Airdrops vs bounties: the beginning
Airdrops got their name after the supplies that were airdropped from aircrafts during the Second World War.
In the crypto world, airdrops are seen as free coins and crypto rewards. Users can participate in distribution by doing some small (social media) tasks, and then they receive coins in their crypto wallet.
And what about bounties?
Do you know how bounties got their name? That’s an interesting story that originates from the Wild West, where bounty hunting was quite popular.
Bail bondsmen would hire a bounty hunter to capture a fugitive. After the capture, he would receive a monetary reward called a bounty.

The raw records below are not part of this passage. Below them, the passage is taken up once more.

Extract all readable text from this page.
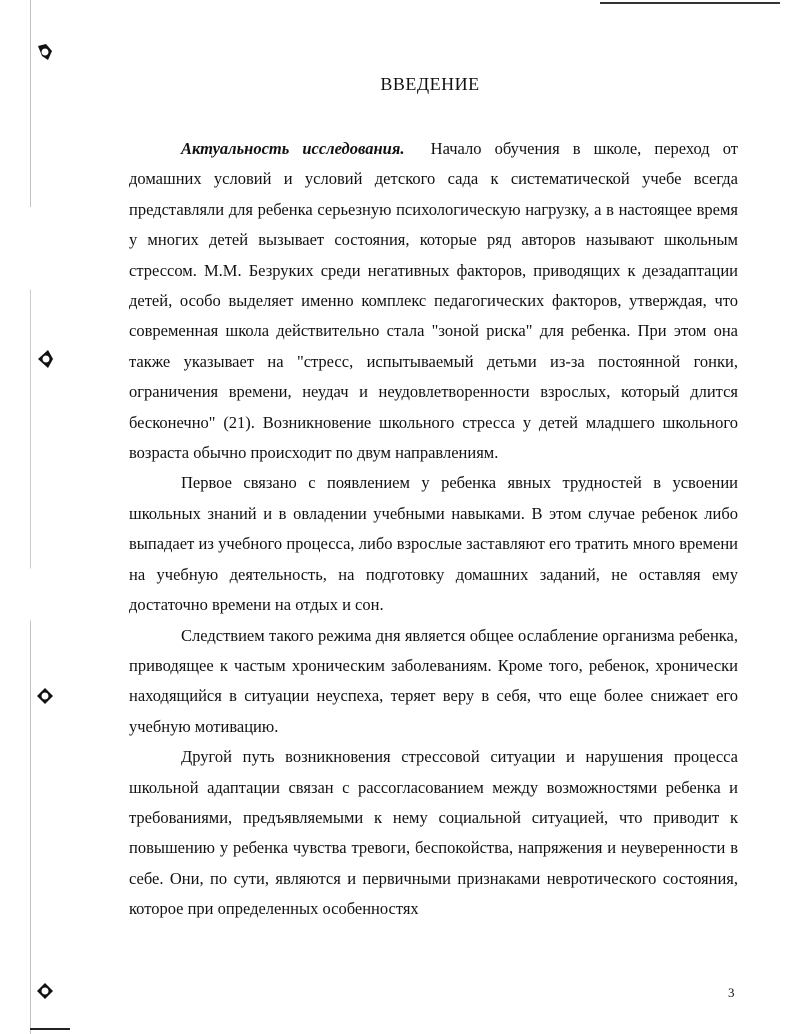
ВВЕДЕНИЕ

Актуальность исследования. Начало обучения в школе, переход от домашних условий и условий детского сада к систематической учебе всегда представляли для ребенка серьезную психологическую нагрузку, а в настоящее время у многих детей вызывает состояния, которые ряд авторов называют школьным стрессом. М.М. Безруких среди негативных факторов, приводящих к дезадаптации детей, особо выделяет именно комплекс педагогических факторов, утверждая, что современная школа действительно стала "зоной риска" для ребенка. При этом она также указывает на "стресс, испытываемый детьми из-за постоянной гонки, ограничения времени, неудач и неудовлетворенности взрослых, который длится бесконечно" (21). Возникновение школьного стресса у детей младшего школьного возраста обычно происходит по двум направлениям.

Первое связано с появлением у ребенка явных трудностей в усвоении школьных знаний и в овладении учебными навыками. В этом случае ребенок либо выпадает из учебного процесса, либо взрослые заставляют его тратить много времени на учебную деятельность, на подготовку домашних заданий, не оставляя ему достаточно времени на отдых и сон.

Следствием такого режима дня является общее ослабление организма ребенка, приводящее к частым хроническим заболеваниям. Кроме того, ребенок, хронически находящийся в ситуации неуспеха, теряет веру в себя, что еще более снижает его учебную мотивацию.

Другой путь возникновения стрессовой ситуации и нарушения процесса школьной адаптации связан с рассогласованием между возможностями ребенка и требованиями, предъявляемыми к нему социальной ситуацией, что приводит к повышению у ребенка чувства тревоги, беспокойства, напряжения и неуверенности в себе. Они, по сути, являются и первичными признаками невротического состояния, которое при определенных особенностях

3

The same goes for the crypto world. Crypto bounties are tasks or jobs that you have to successfully complete to receive a native token from a blockchain/crypto company.
Now, let’s take a look at some differences between airdrops and bounties.

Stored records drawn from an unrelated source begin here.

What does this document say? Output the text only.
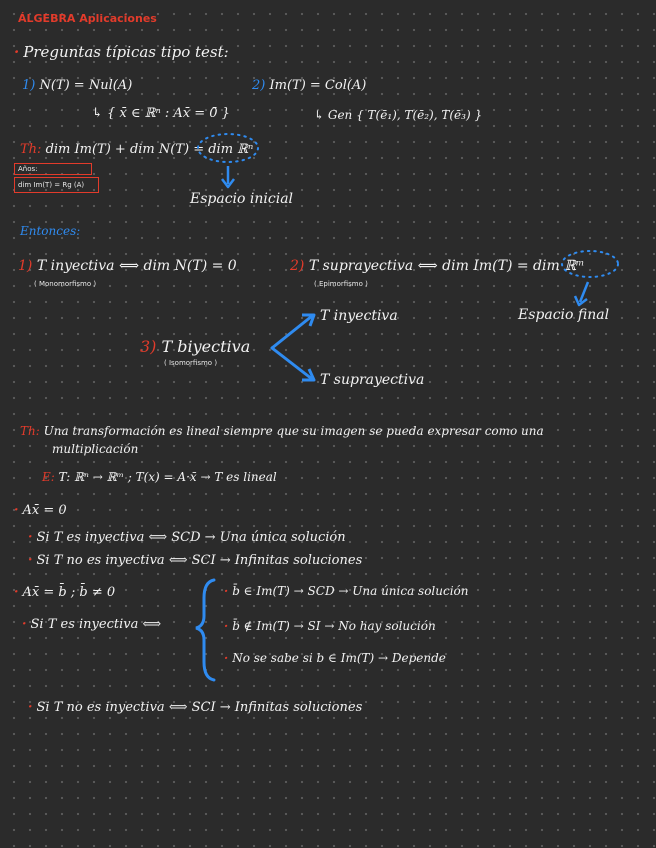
ÁLGEBRA Aplicaciones
· Preguntas típicas tipo test:
1) N(T) = Nul(A)
↳ { x̄ ∈ ℝⁿ : Ax̄ = 0̄ }
2) Im(T) = Col(A)
↳ Gen { T(ē₁), T(ē₂), T(ē₃) }
Th: dim Im(T) + dim N(T) = dim ℝⁿ
Años:
dim Im(T) = Rg (A)
Espacio inicial
Entonces:
1) T inyectiva ⟺ dim N(T) = 0
( Monomorfismo )
2) T suprayectiva ⟺ dim Im(T) = dim ℝᵐ
( Epimorfismo )
Espacio final
3) T biyectiva
( Isomorfismo )
T inyectiva
T suprayectiva
Th: Una transformación es lineal siempre que su imagen se pueda expresar como una
multiplicación
E: T: ℝⁿ → ℝᵐ ; T(x) = A·x̄ → T es lineal
· Ax̄ = 0
· Si T es inyectiva ⟺ SCD → Una única solución
· Si T no es inyectiva ⟺ SCI → Infinitas soluciones
· Ax̄ = b̄ ; b̄ ≠ 0
· Si T es inyectiva ⟺
· b̄ ∈ Im(T) → SCD → Una única solución
· b̄ ∉ Im(T) → SI → No hay solución
· No se sabe si b ∈ Im(T) → Depende
· Si T no es inyectiva ⟺ SCI → Infinitas soluciones
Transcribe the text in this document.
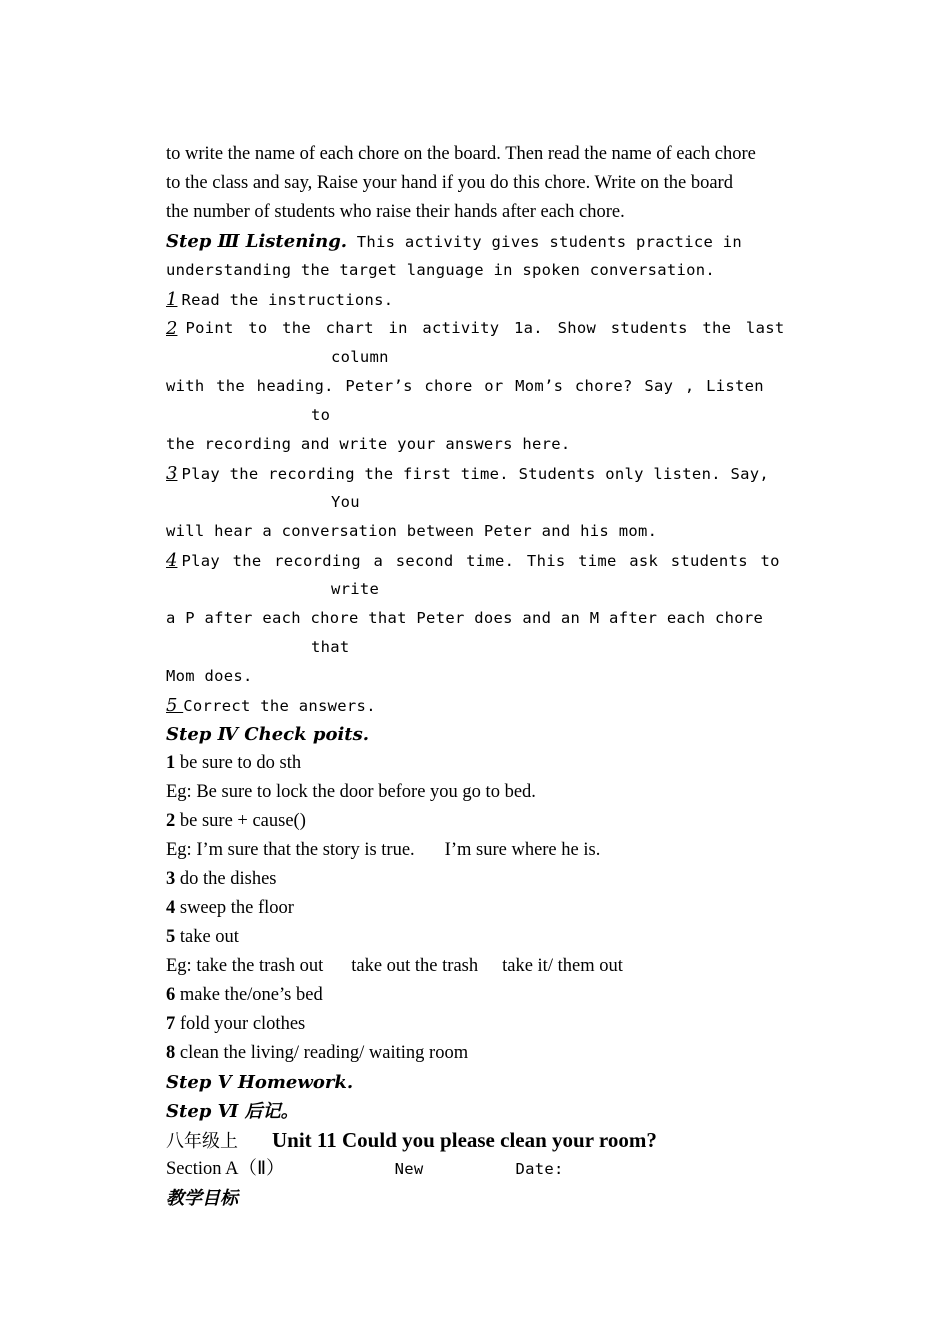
to write the name of each chore on the board. Then read the name of each chore
to the class and say, Raise your hand if you do this chore. Write on the board
the number of students who raise their hands after each chore.
Step Ⅲ Listening. This activity gives students practice in
understanding the target language in spoken conversation.
1 Read the instructions.
2 Point to the chart in activity 1a. Show students the last
column
with the heading. Peter’s chore or Mom’s chore? Say , Listen
to
the recording and write your answers here.
3 Play the recording the first time. Students only listen. Say,
You
will hear a conversation between Peter and his mom.
4 Play the recording a second time. This time ask students to
write
a P after each chore that Peter does and an M after each chore
that
Mom does.
5 Correct the answers.
Step Ⅳ Check poits.
1 be sure to do sth
Eg: Be sure to lock the door before you go to bed.
2 be sure + cause()
Eg: I’m sure that the story is true. I’m sure where he is.
3 do the dishes
4 sweep the floor
5 take out
Eg: take the trash out take out the trash take it/ them out
6 make the/one’s bed
7 fold your clothes
8 clean the living/ reading/ waiting room
Step Ⅴ Homework.
Step Ⅵ 后记。
八年级上 Unit 11 Could you please clean your room?
Section A（Ⅱ）	New	Date:
教学目标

What are the tasks you have to complete when participating in an airdrop/bounty?
To participate in an airdrop you’ll have to complete a couple of easy tasks, and in some cases, you even won’t have to complete any task. Some of the possible tasks include:
- Sign up with your email
- Do some social media tasks such as retweeting, sharing, like a Facebook page, share a blog post, etc.
- Join Telegram groups
- Participate in online crypto forums
- Take a survey
- Watch a video
As you can see, these are pretty simple tasks.
When it comes to the bounties, the tasks can be a little more challenging. They can even turn out to be projects or jobs. These can be:
- Writing content such as blog posts and press releases
- Creating graphics
- Making a video
- Signature campaign on forums
Obviously, you’ll need certain skills for these tasks. And, last but not least, there is a special type of bounty called a bug bounty.
What is a bug bounty?
Bug bounties are usually reserved for advanced programmers, and you can’t find this type of tasks among airdrops. How does it work?

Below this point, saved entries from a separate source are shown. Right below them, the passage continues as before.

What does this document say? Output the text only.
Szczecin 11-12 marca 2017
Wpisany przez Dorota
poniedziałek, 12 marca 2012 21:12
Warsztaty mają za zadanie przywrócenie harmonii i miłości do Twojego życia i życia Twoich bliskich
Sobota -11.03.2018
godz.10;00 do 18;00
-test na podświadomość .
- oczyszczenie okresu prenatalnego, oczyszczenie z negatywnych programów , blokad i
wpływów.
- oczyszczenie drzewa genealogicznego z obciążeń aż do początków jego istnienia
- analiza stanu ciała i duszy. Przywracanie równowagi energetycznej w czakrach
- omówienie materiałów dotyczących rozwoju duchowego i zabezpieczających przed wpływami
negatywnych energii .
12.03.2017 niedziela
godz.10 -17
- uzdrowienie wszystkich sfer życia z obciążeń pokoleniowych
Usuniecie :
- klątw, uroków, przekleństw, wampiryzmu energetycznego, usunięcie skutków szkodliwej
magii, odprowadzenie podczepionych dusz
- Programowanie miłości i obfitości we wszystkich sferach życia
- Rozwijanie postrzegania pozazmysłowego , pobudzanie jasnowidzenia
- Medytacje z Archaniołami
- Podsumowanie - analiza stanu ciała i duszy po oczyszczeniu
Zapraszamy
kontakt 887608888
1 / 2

Programmers have to find a bug within a blockchain project, and after reporting it, they receive a reward.
For example, Coinbase recently paid a $30,000 reward for a single bounty, to a programmer who found a vulnerability in their security system.
How do they show up?
How they show up is one of the main differences between airdrops and bounties.
You see, airdrops can be conducted for simple project promotion, and they’re often distributed only to the members of the community or token holders.
We can say that they fall out of the sky into your wallet.
On the other side, bounties are usually open to anyone to participate, and they require certain skills for task completion.
There you go, the main differences between airdrops and bounties. We hope that this blog post made things clearer for you and that now you have a better understanding of crypto rewards.